Auch wenn der Name der Familie, von der Die Gewitterschwimmerin erzählt, nicht Hauser, sondern Hirsch ist – die Wahl des fiktiven Familiennamens ließe sich sogar biographisch ableiten, denn Harald Hausers Großvater (der Ururgroßvater der Autorin) hieß Hirsch Hauser – , zeigen sich also eindeutige Parallelen zur Familiengeschichte der Autorin. Harald und Alfred, Franziska und Henriette: Die Jahrgänge und die Anzahl der Buchstaben stimmen überein.
In einem Statement, das dem Roman neben der Widmung vorangestellt ist, bekennt die Autorin:

Die tatsächliche Geschichte meiner Familie habe ich als Grundlage für diesen Roman verwendet, meine eigene Sichtweise entspricht aber nicht der Sichtweise anderer. Einiges habe ich dazuerfunden und möchte in keiner Weise den Anspruch auf Wahrheit erheben. Nicht alle Personen sind mit meiner Ausführung einverstanden, haben aber freundlicherweise der Veröffentlichung in Form des freien literarischen Romans zugestimmt.

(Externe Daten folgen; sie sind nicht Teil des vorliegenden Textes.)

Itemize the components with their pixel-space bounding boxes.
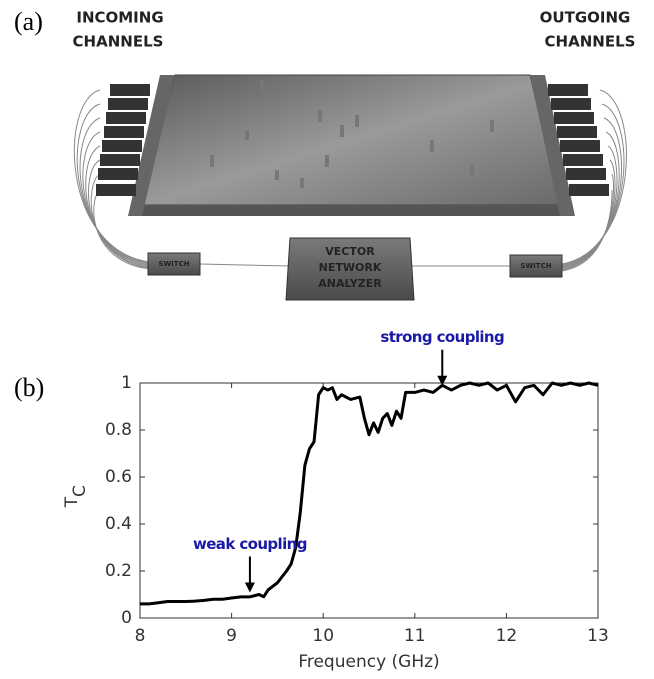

Vor dem Hintergrund dieses „Nach einer wahren Geschichte“-Statements inszeniert sich Die Gewitterschwimmerin als Skandalroman, in gewisser Weise als Enthüllungsbuch. Was und wie viel Wahrheit nun wirklich im Roman steckt, ist dabei nicht relevant.

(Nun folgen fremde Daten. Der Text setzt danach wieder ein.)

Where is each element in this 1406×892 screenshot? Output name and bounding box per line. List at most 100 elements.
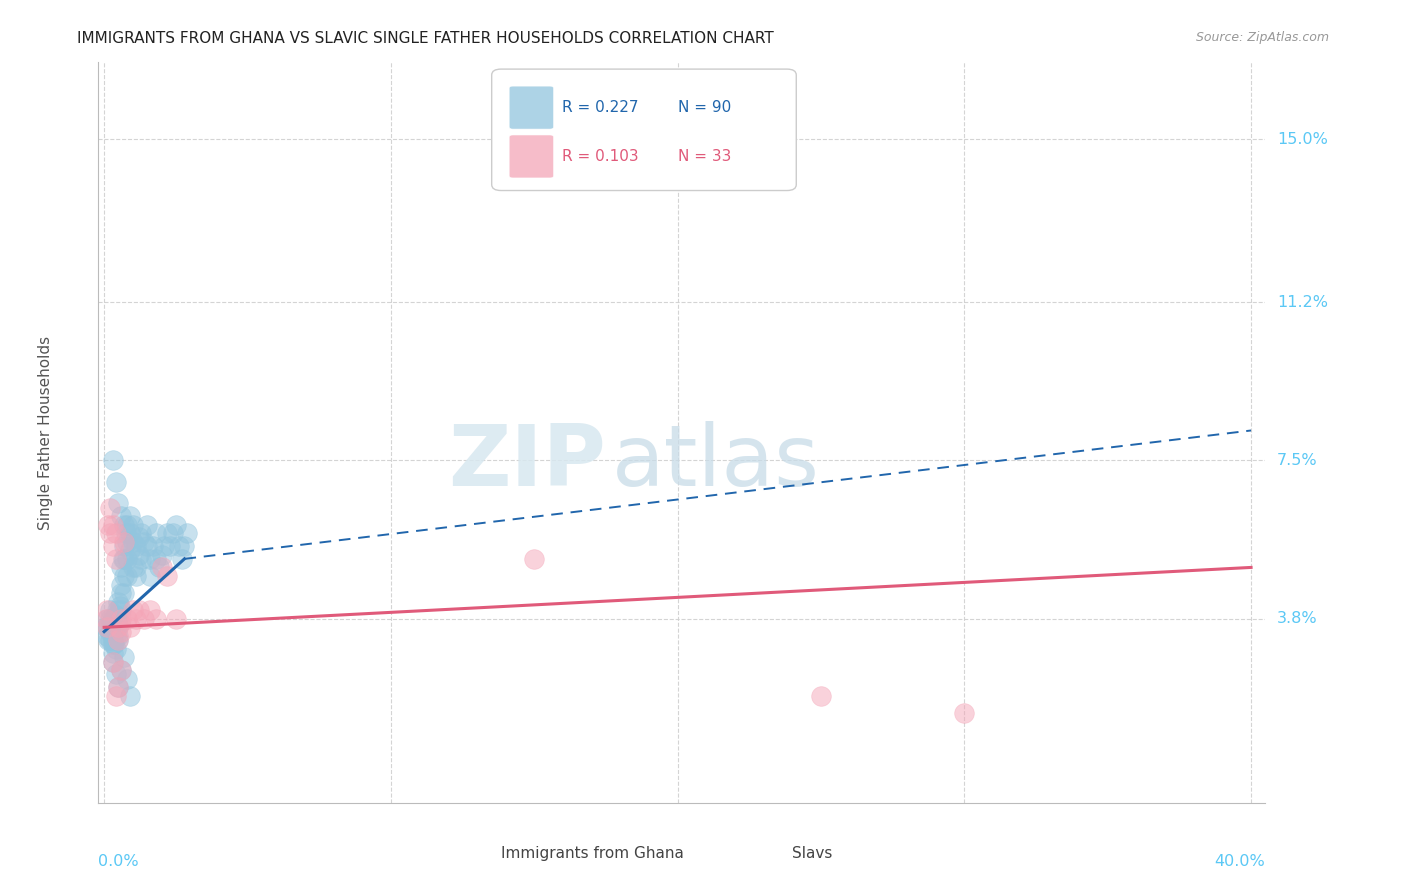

Ein bisschen scheint es, als ob gerade dieses Skandalpotenzial die Daseinsberechtigung des Romans ausmacht, denn sprachlich vermag Hausers Roman nicht zu bestechen.
Die Gewitterschwimmerin ist konventionell erzählt, solide, aber ohne poetische oder literarische Finesse, die Wiedergabe von Dialekten in wörtlicher Rede kann man mögen oder nicht. Auch die Erzähltechnik, die die Geschichte aus zwei zeitlichen Richtungen und zwei Perspektiven nach und nach erschließt, ist gut gewählt, aber so naheliegend, dass sie nicht als innovativer Kunstgriff bezeichnet werden könnte. Hier geht es um den Plot, um die Geschichte, die Familiensaga mit all seinen Abgründen, die es zu erzählen gilt. Das ist zwar vollkommen in Ordnung – das Zeug zum „Roman des Jahres“ hat Die Gewitterschwimmerin damit aber leider nicht.


Wir danken dem Eichborn Verlag für das Rezensionsexemplar.